The F-35 fighter program has completed a series of Pentagon tests critical to gaining approval for full scale production, with the decision regarding production scheduled to be made by the Department of Defence in 2024. The Joint Simulation Environment tests were completed on September 21, with the Pentagon’s Office of the Director, Operational Test and Evaluation now required to analyse test data. The tests put all the F-35’s three variants through in depth scenarios that ranged widely in their content and simulated situations that would likely be encountered when operating the aircraft in a full scale conflict. Among the scenarios included were defensive counter air, defence against cruise missile strikes, combined offensive air dominance, air interdiction, and air defence suppression, with the exercises held at Naval Air Station Patuxent River in Maryland. The F-35 was initially expected to be approved for full scale production around 2015, more than a decade after its heavier counterpart the F-22, with the program having since become notorious for the delays and wide ranging performance issues it has faced. Combat readiness and the testing processes of fifth generation fighters has often been questioned, with only the Russian Su-57 which is considered in many respects the least complex of its generation having been used in high intensity combat such as air to air and air defence suppression missions.
Approval for full scale F-35 production was initially expected to pave the way towards manufacturing of hundreds of F-35 airframes annually, with the U.S. Air Force alone having been intended to acquire the aircraft at rates of 110 per year. Significantly more were to be acquired by the Navy, the Marine Corps and foreign clients. With the Air Force having cut acquisitions to 80, then 60, and finally just 48 aircraft per year, however, production is not expected to significantly increase over current levels. Air Force Lieutenant General Michael Schmidt thus acknowledged when discussing the F-35’s approval for full scale production that the aircraft is already being built at close to the full expected capacity, which is almost 150 aircraft per year. Production on such a scale with the fighter still considered very far from combat ready has been widely criticised often harshly, with Project on Government Oversight analyst from the project former Marine captain Dan Grazier warning that if testing finds problems with the F-35 before a full rate production decision is made it would likely result in a near for extensive further retrofitting of the hundreds of fighters already produced. The F-35 already suffers from approximately 800 design flaws and poor reliability, with serious overruns in operational costs and maintenance needs making it unaffordable in the numbers initially intended to be purchased.

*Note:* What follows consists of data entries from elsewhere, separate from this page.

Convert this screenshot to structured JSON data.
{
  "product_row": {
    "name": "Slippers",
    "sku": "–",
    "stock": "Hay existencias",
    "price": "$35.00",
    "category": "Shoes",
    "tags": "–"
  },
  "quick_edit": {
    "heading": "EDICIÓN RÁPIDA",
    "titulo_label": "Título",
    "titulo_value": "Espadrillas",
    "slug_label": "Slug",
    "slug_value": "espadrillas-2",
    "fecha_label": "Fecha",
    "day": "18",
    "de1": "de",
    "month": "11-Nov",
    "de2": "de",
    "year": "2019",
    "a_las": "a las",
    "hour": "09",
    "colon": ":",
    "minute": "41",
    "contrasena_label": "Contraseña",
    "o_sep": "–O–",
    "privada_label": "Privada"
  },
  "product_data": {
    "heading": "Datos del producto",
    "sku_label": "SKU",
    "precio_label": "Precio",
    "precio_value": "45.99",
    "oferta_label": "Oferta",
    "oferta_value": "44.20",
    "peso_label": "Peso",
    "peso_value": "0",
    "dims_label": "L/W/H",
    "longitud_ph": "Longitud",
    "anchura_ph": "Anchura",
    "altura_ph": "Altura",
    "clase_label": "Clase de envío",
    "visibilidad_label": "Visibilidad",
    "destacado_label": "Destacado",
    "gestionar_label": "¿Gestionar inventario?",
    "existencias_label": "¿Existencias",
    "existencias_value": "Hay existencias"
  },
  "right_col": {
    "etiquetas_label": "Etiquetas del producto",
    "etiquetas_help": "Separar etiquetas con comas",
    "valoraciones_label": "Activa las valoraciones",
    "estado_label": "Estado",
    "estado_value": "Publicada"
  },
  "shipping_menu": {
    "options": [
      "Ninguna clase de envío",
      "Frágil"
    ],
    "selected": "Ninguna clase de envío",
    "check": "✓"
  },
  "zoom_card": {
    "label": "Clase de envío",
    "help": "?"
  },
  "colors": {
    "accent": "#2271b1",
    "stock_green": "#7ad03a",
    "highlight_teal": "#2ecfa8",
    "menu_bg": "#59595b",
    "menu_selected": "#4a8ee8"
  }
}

Issues with the F-35 have seriously undermined its availability rates, imposed billions of dollars’ worth of additional operational costs, and at times placed the lives of the fighter’s operators at risk. A notable example was an accident at Hill Air Force Base in Utah on October 19, 2022 when a fighter crashed due to a software issue. The pilot was unable to abort the stealth jet’s landing sequence as it stopped responding and sharply banked to the left. The fighter’s performance has been very widely criticised by both military and civilian officials in the United States, with the last holder of the post of Secretary of Defence under the Donald Trump administration, Christopher C. Miller, referring to the program as a “monster” the military had created and to the fighter itself as “a piece of…” Reports from foreign operators such as South Korea have also often been highly critical, with the fighter’s very low availability rates at around 30 percent and lack of reliability taking a serious toll on the operational readiness of fleets adopting the aircraft. Aside from two F-15 airframes, however, the F-35 is the only fighter class the U.S. Air Force has acquired in close to two decades, with its position as the only fifth generation fighter in production in the Western world meaning that American and allied fleets have had no alternatives if seeking peer level assets to foreign rivals such as the Chinese J-20 and FC-31 fighters. Despite being a much larger twin engine aircraft, the J-20 from 2024 will be acquired by the Chinese People’s Liberation Army Air Force at around 250 percent the rate at which the U.S. Air Force acquires F-35s, with the program having progressed from its first flight to mass production far more smoothly and in a fraction of the time.